Xuanda Yang
Zhejiang University, China
th3charlie at gmail dot com
GitHub Profile
GSOC Project Page
This is the summary page of my GSOC 2020 project: Generalize mypyc IR to Make non-C Backends Possible, advised by Jukka Lehtosalo and Michael Sullivan at the mypy organization.
Mypyc is a compiler that compiles mypy-annotated, typed Python code into CPython extensions for improving performance. It was originally written as a tool to accelerate mypy at Dropbox, now it is becoming a generic compiler to boost any typed python codebases.
Beyond the C backend that mypyc has now, the mypyc team would like to experiment with other backends to try out different features. However, a problem with the current design is that mypyc embeds a lot of backend-specific information within the IR, which makes it hard to generalize to new backends since the implementer must refill the new backend-specific information to the IR under this design.
For example, PrimitiveOp
is an all-mighty IR that represents calls to functions, low-level operations, and even some exception handling. It relies heavily on a custom callback function to generate corresponding C code, which was simple and straight-forward when only C backend is needed since every new operation can be added with a simple new callback. But it is definitely not suited for multiple backends.
In this GSOC project, we expect to modify the current IR design and add new IR structs to improve the overall expressiveness of mypyc IR and eventually making non-C backends possible.
In the following sections, we will discuss the key points throughout the project and how we implement them. We will start by extracting the function call semantics from the all-mighty PrimitiveOp
. And then we will focus on low-level operations. Finally, we will summarize other miscellaneous work during this project. For each topic, we will provide links to GitHub PRs so interested readers can access them directly.
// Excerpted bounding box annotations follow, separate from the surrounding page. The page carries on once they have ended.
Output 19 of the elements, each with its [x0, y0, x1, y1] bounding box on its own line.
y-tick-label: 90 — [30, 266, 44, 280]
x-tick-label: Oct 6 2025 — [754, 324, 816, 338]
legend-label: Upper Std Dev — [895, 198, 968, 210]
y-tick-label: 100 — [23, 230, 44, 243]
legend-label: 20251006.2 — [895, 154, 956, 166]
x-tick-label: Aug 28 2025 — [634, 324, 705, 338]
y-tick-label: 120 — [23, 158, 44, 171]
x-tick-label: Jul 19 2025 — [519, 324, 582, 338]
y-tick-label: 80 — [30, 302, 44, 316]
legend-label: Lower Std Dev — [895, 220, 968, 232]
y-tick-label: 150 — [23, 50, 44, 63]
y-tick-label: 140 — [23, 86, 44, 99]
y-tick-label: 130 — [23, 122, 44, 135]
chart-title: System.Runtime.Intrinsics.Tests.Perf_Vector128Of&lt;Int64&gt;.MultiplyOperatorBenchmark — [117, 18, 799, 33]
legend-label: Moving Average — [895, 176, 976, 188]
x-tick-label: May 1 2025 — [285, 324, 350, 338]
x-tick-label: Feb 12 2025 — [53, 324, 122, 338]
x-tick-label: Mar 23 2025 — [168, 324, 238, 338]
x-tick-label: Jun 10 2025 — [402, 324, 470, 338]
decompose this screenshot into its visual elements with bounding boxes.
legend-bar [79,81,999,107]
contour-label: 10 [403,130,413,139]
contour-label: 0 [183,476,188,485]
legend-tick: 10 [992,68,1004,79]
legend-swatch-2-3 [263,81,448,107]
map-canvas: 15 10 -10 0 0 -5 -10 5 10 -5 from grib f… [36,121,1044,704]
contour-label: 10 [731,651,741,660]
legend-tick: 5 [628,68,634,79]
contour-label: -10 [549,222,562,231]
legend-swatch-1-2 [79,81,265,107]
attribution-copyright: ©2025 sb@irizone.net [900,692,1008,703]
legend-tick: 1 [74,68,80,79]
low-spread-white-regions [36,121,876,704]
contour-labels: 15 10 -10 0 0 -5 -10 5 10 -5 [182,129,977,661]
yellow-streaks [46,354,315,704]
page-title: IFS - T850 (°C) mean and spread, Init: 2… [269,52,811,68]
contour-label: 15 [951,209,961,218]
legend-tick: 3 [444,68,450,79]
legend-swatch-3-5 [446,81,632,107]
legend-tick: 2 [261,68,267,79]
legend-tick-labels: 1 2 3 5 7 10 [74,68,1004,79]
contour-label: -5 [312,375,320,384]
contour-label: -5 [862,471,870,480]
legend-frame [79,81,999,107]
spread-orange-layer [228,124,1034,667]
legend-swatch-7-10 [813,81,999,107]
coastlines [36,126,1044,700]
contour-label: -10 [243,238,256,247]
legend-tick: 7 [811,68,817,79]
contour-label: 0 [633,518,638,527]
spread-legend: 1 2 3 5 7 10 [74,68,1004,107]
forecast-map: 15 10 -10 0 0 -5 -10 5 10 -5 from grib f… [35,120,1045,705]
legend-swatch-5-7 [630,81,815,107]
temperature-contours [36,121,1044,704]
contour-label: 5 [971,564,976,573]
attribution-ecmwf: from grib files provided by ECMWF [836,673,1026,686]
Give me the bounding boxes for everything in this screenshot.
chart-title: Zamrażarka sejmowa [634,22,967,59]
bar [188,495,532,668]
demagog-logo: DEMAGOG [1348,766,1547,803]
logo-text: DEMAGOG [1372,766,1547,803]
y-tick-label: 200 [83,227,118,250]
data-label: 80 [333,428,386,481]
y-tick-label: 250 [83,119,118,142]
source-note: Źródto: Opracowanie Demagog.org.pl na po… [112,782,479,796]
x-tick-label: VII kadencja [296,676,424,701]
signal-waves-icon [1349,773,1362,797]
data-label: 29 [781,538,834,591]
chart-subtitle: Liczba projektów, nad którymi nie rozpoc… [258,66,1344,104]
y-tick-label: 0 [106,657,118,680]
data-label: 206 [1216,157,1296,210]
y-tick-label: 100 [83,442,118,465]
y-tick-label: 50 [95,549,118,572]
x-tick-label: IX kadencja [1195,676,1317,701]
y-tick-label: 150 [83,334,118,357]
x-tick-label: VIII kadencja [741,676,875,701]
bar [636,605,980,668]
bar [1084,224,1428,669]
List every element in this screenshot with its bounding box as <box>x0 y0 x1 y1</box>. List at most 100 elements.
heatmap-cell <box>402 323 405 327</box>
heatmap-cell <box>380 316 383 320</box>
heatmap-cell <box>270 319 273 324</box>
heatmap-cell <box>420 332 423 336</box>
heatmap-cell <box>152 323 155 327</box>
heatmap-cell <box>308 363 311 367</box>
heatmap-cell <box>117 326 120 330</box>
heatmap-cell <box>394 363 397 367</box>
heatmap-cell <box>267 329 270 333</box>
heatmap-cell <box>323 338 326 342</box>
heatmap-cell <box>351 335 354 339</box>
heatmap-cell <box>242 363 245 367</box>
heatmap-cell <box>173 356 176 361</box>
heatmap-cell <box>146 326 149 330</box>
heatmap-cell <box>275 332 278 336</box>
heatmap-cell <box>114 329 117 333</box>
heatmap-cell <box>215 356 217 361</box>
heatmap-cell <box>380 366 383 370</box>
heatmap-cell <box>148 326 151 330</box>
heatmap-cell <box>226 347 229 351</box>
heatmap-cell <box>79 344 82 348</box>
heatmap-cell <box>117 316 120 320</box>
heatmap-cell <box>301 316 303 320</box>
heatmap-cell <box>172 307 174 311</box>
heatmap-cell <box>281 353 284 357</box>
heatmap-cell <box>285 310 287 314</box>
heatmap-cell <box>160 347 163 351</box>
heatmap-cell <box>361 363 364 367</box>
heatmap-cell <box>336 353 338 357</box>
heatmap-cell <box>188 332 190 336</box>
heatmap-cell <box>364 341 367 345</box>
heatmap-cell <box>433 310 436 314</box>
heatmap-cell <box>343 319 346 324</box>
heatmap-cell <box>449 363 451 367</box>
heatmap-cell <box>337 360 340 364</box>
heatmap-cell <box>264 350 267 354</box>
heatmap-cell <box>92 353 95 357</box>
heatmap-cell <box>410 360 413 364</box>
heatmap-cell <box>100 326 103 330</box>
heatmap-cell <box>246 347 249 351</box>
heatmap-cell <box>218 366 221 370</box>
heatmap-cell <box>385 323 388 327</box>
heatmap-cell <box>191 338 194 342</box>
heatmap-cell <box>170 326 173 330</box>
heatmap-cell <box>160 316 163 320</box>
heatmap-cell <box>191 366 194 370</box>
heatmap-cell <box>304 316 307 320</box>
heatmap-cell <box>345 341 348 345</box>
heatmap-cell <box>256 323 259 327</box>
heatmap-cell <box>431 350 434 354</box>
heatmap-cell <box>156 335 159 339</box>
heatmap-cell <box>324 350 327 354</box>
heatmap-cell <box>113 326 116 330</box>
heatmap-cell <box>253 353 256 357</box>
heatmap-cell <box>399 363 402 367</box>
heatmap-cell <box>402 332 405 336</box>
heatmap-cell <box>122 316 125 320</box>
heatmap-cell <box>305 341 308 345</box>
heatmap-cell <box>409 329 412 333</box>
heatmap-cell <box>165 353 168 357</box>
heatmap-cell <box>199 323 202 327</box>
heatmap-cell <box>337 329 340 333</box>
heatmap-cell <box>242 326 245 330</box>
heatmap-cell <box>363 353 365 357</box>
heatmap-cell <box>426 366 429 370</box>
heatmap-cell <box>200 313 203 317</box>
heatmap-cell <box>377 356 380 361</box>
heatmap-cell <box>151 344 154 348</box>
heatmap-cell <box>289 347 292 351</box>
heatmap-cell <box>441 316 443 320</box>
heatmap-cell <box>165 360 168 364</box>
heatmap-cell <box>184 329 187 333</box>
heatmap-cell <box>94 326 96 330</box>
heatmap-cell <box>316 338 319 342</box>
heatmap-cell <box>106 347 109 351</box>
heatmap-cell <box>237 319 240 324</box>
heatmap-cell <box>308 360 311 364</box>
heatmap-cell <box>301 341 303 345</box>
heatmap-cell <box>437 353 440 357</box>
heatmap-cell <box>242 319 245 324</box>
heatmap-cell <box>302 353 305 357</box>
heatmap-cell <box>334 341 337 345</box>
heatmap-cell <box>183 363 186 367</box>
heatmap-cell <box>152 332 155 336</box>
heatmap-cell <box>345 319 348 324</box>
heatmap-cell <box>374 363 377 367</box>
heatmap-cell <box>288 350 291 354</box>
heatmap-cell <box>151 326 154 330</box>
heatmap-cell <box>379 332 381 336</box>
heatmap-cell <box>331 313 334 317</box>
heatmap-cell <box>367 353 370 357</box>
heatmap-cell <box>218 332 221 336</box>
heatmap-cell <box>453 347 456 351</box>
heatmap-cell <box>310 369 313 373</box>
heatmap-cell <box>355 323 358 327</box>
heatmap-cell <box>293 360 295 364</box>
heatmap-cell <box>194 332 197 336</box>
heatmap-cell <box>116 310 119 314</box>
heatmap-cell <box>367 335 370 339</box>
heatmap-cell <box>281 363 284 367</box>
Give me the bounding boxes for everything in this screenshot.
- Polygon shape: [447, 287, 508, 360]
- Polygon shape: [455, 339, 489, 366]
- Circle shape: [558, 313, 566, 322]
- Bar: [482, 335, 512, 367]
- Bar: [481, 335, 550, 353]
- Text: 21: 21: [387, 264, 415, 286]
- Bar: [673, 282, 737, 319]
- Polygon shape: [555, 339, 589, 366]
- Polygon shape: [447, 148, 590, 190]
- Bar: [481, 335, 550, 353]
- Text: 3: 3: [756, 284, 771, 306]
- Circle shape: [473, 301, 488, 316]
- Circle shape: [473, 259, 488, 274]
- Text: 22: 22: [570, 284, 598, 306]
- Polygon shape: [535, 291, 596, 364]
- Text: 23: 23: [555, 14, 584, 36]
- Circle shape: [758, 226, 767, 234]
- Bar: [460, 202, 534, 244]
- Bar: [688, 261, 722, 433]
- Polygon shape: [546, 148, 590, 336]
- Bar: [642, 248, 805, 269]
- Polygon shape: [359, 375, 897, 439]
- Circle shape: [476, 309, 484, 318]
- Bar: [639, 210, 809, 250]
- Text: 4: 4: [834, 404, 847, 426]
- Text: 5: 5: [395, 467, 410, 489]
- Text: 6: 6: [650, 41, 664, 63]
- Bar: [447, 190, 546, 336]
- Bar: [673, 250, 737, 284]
We will also discuss the remaining work and future directions based on this project and we will end with a short summary.
A large majority of PrimitiveOp
's usage is to represent function calls to the CPython C library and mypyc's C runtime library. Due to the complexity of different calls, the old design chose the callback function approach. To decouple the backend-specific codegen information from the function call itself, we design a simple IR element: CallC
, to represents calls to the C library. Since mypyc does not reimplement a virtual machine from scratch, we can safely expect non-C backends to continuously call the C-API from CPython. Therefore, this new IR element can be easily reused across backends. We support all kinds of calls presented in mypyc.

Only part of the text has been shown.